Du côté russe, le patriarche Cyrille de Moscou, ancien membre du KGB et proche du président Poutine, a béni l’invasion russe en présentant cette guerre comme une guerre sainte, défensive, alors que c’est clairement une guerre offensive, que l’Eglise orthodoxe ne peut bénir selon ses convictions propres. Cette Eglise orthodoxe russe porte aussi une responsabilité lourde dans ce conflit: 300 prêtres orthodoxes russes avaient d’ailleurs quitté cette Eglise en 2023 selon Antoine Arjakovsky, historien français d’origine russe et ukrainienne (interviewé sur LCI en août 2023).

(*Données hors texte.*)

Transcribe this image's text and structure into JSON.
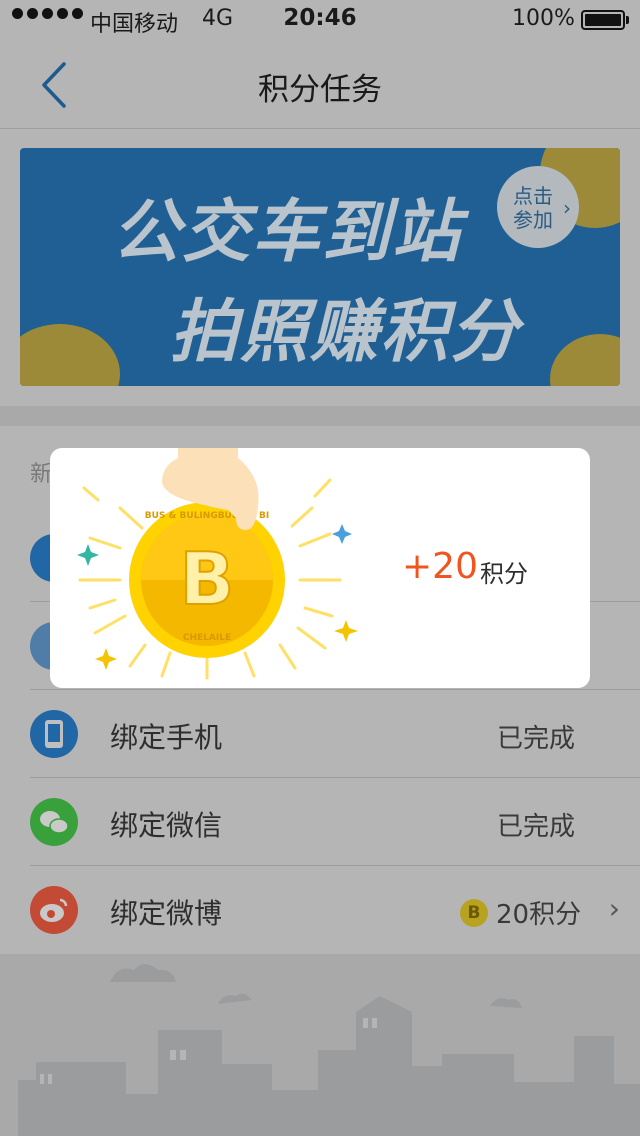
{
  "status_bar": {
    "carrier": "中国移动",
    "network": "4G",
    "time": "20:46",
    "battery": "100%"
  },
  "nav": {
    "title": "积分任务",
    "back_icon": "chevron-left-icon"
  },
  "banner": {
    "line1": "公交车到站",
    "line2": "拍照赚积分",
    "cta_line1": "点击",
    "cta_line2": "参加",
    "cta_arrow": "›",
    "background": "#1f5f94"
  },
  "section": {
    "header_partial": "新"
  },
  "popup": {
    "points": "+20",
    "points_label": "积分",
    "coin_letter": "B",
    "coin_ring_top": "BUS & BULINGBULING BI",
    "coin_ring_bottom": "CHELAILE",
    "accent": "#f0541f"
  },
  "rows": [
    {
      "label": "绑定手机",
      "status": "已完成",
      "icon": "phone-icon",
      "icon_color": "#2167a6"
    },
    {
      "label": "绑定微信",
      "status": "已完成",
      "icon": "wechat-icon",
      "icon_color": "#38a13b"
    },
    {
      "label": "绑定微博",
      "points": "20积分",
      "coin": "B",
      "icon": "weibo-icon",
      "icon_color": "#c34a35",
      "chevron": "›"
    }
  ]
}
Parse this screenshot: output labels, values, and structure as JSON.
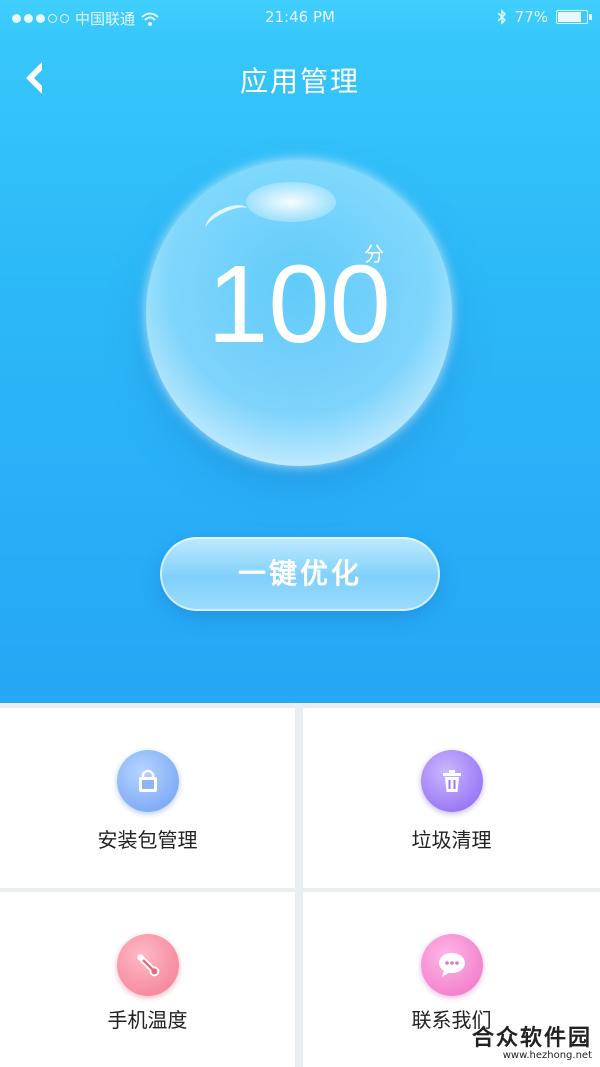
{
  "status_bar": {
    "carrier": "中国联通",
    "time": "21:46 PM",
    "battery": "77%",
    "battery_level": 0.77
  },
  "header": {
    "title": "应用管理"
  },
  "score": {
    "value": "100",
    "unit": "分"
  },
  "optimize_button": {
    "label": "一键优化"
  },
  "grid": {
    "items": [
      {
        "label": "安装包管理",
        "icon": "shopping-bag-icon",
        "color": "#7fa8f4"
      },
      {
        "label": "垃圾清理",
        "icon": "trash-icon",
        "color": "#9271f1"
      },
      {
        "label": "手机温度",
        "icon": "thermometer-icon",
        "color": "#f2899c"
      },
      {
        "label": "联系我们",
        "icon": "chat-bubble-icon",
        "color": "#f07fcc"
      }
    ]
  },
  "watermark": {
    "title": "合众软件园",
    "url": "www.hezhong.net"
  },
  "colors": {
    "header_gradient_top": "#39c9fb",
    "header_gradient_bottom": "#26a6f5"
  }
}
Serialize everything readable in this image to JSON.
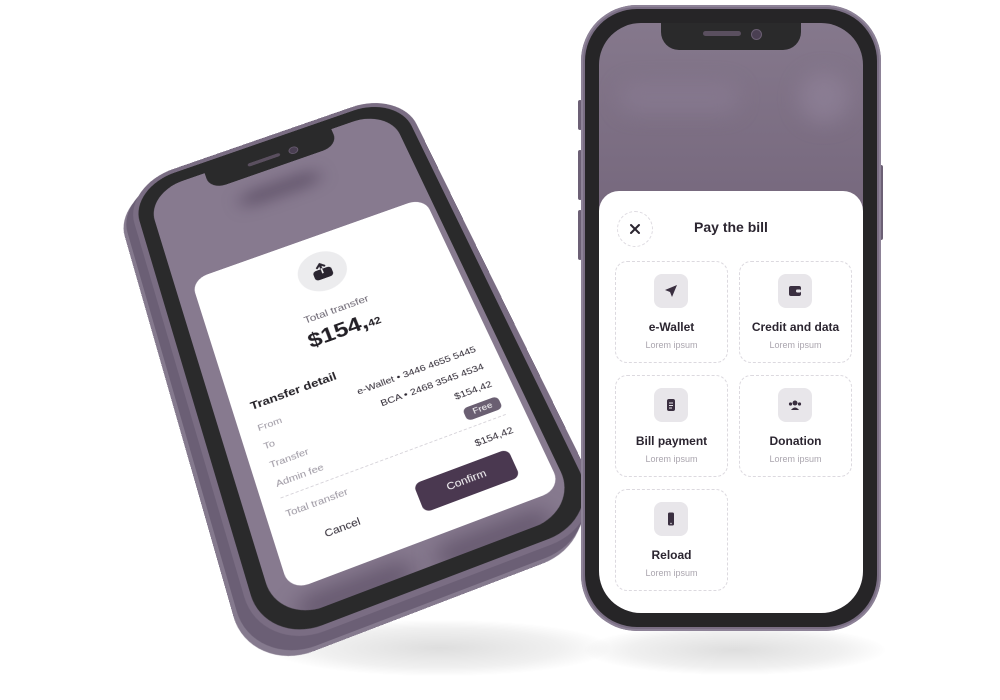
{
  "left_phone": {
    "modal": {
      "icon": "upload-transfer-icon",
      "title": "Total transfer",
      "amount_main": "$154,",
      "amount_cents": "42",
      "section_title": "Transfer detail",
      "rows": [
        {
          "label": "From",
          "value": "e-Wallet • 3446 4655 5445"
        },
        {
          "label": "To",
          "value": "BCA • 2468 3545 4534"
        },
        {
          "label": "Transfer",
          "value": "$154,42"
        },
        {
          "label": "Admin fee",
          "value": "Free"
        }
      ],
      "total_label": "Total transfer",
      "total_value": "$154,42",
      "cancel_label": "Cancel",
      "confirm_label": "Confirm"
    }
  },
  "right_phone": {
    "sheet": {
      "close_icon": "close-icon",
      "title": "Pay the bill",
      "tiles": [
        {
          "icon": "send-icon",
          "title": "e-Wallet",
          "subtitle": "Lorem ipsum"
        },
        {
          "icon": "wallet-icon",
          "title": "Credit and data",
          "subtitle": "Lorem ipsum"
        },
        {
          "icon": "document-icon",
          "title": "Bill payment",
          "subtitle": "Lorem ipsum"
        },
        {
          "icon": "people-icon",
          "title": "Donation",
          "subtitle": "Lorem ipsum"
        },
        {
          "icon": "phone-icon",
          "title": "Reload",
          "subtitle": "Lorem ipsum"
        }
      ]
    }
  },
  "colors": {
    "accent": "#4a3850",
    "phone_body": "#7a6e84",
    "badge": "#6a5f72"
  }
}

Lire aussi: A Genève, la brusque rupture des négociations entre l’Ukraine et la Russie prend tout le monde de courtDu côté ukrainien, il y a deux Eglises orthodoxes: l’Eglise orthodoxe autocéphale (indépendante de Moscou), 25 millions de fidèles et l’Eglise orthodoxe russe qui en regroupe 5 millions et est un fruit de la colonisation russe (XVIIe siècle). Ces deux Eglises ne sont pas en communion; le schisme historique à l’intérieur de l’Eglise orthodoxe est d’ailleurs une des causes du conflit, toujours d’après A. Arjakovky de confession orthodoxe. Il existe aussi une Eglise gréco-catholique rattachée à Rome et qui peut servir de pont entre ces deux Eglises, ainsi que des Eglises protestantes minoritaires.
A l’exemple de ce qui s’est passé en Afrique du sud à la fin de l’apartheid, Antoine Arjakovsky a mis sur pied avec d’autres des commissions «vérité, justice et réconciliation» pour œuvrer à un processus de dialogue œcuménique entre ces Eglises en vue de la paix dans cette région.
La lutte des Ukrainiens pour la démocratie se joue non seulement sur le terrain militaire, mais aussi sur le terrain spirituel et intellectuel. Comme Suisses et Européens, soutenons-nous ce combat pour la démocratie, au nom d’un humanisme ou de nos convictions chrétiennes, et pour le respect du droit international? Le droit, par exemple, de choisir librement le gouvernement de son pays. L’Ukraine est une sorte de laboratoire de la démocratie. En avons-nous conscience?
L’impérialisme russe révisionniste revoit et déforme l’histoire récente et ancienne de la région. Poutine mène une guerre (cyberattaques, drones, etc.) contre l’Europe, ses valeurs, sa démocratie, les droits de l’homme. L’avons-nous compris?
Pour citer Antoine Arjakovsky, deux visions s’affrontent: la théologie politique impérialiste de la Russie et le désir ukrainien d’un Etat démocratique.